The 1978-1979 school year is perfectly normal for Miranda. Except that her best friend stopped speaking to her, there’s an apparently crazy man who sleeps with his head under the mailbox on her corner, a naked man is seen running by her school on several occasions, and weird things keep happening. Like her spare house key goes missing and three days later she finds a note asking her to write a letter in which she mentions the location of her spare house key.
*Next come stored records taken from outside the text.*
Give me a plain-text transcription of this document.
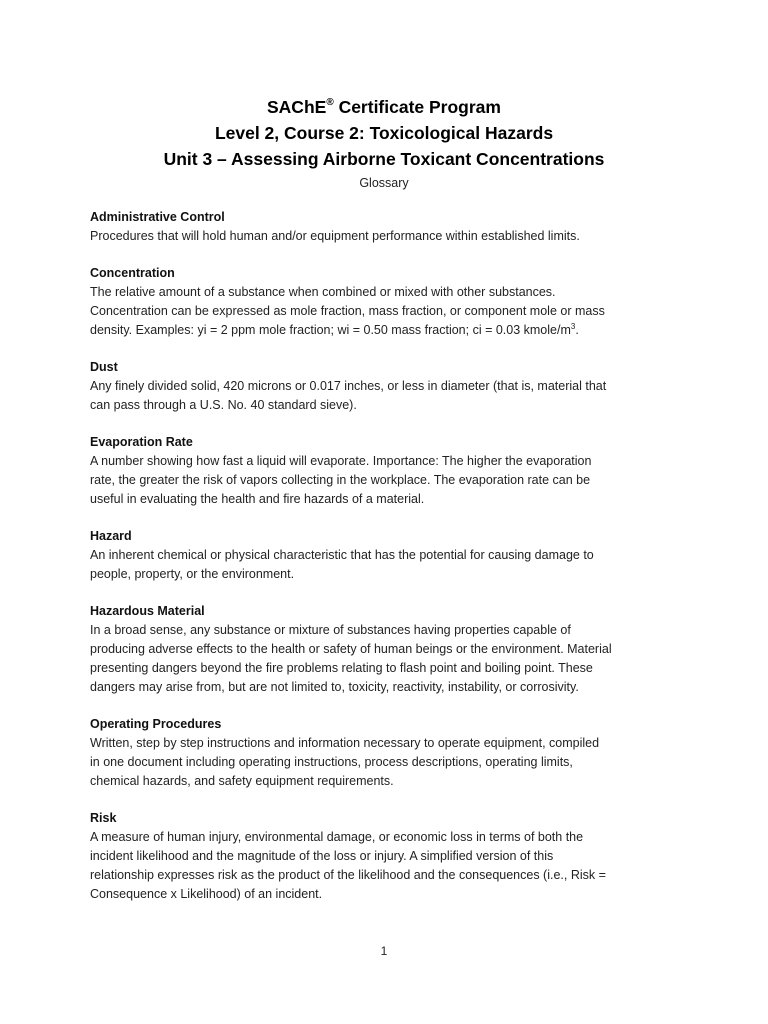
SAChE® Certificate Program
Level 2, Course 2: Toxicological Hazards
Unit 3 – Assessing Airborne Toxicant Concentrations
Glossary
Administrative Control
Procedures that will hold human and/or equipment performance within established limits.
Concentration
The relative amount of a substance when combined or mixed with other substances.
Concentration can be expressed as mole fraction, mass fraction, or component mole or mass
density. Examples: yi = 2 ppm mole fraction; wi = 0.50 mass fraction; ci = 0.03 kmole/$m^3$.
Dust
Any finely divided solid, 420 microns or 0.017 inches, or less in diameter (that is, material that
can pass through a U.S. No. 40 standard sieve).
Evaporation Rate
A number showing how fast a liquid will evaporate. Importance: The higher the evaporation
rate, the greater the risk of vapors collecting in the workplace. The evaporation rate can be
useful in evaluating the health and fire hazards of a material.
Hazard
An inherent chemical or physical characteristic that has the potential for causing damage to
people, property, or the environment.
Hazardous Material
In a broad sense, any substance or mixture of substances having properties capable of
producing adverse effects to the health or safety of human beings or the environment. Material
presenting dangers beyond the fire problems relating to flash point and boiling point. These
dangers may arise from, but are not limited to, toxicity, reactivity, instability, or corrosivity.
Operating Procedures
Written, step by step instructions and information necessary to operate equipment, compiled
in one document including operating instructions, process descriptions, operating limits,
chemical hazards, and safety equipment requirements.
Risk
A measure of human injury, environmental damage, or economic loss in terms of both the
incident likelihood and the magnitude of the loss or injury. A simplified version of this
relationship expresses risk as the product of the likelihood and the consequences (i.e., Risk =
Consequence x Likelihood) of an incident.
1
When You Reach Me is very good. The writing is excellent and the eye for detail is amazing. The mystery aspects, mysterious and mundane—what’s the deal with the strange notes Mira gets? Why did Marcus punch Sal? What’s up with Annemarie and Julia?—are dealt with well, with excellent pacing and delicacy. It doesn’t just balance the ordinary life and the time travel elements; it melds them. I found the discourse on time-travel a bit tedious, especially as Mira was stubbornly not getting it, though it did serve to establish how time travel works in this narrative.
This was almost a one-sitting book for me. It wasn’t, partly because airplane turbulence plus fasting (it was Yom Kippur) does not equal happy reading time, and partly because I was enjoying it so much I didn’t want to be done with it. That said, had there not been jostling to disrupt my reading, I probably wouldn’t have been able to pull myself out of the book and pace myself.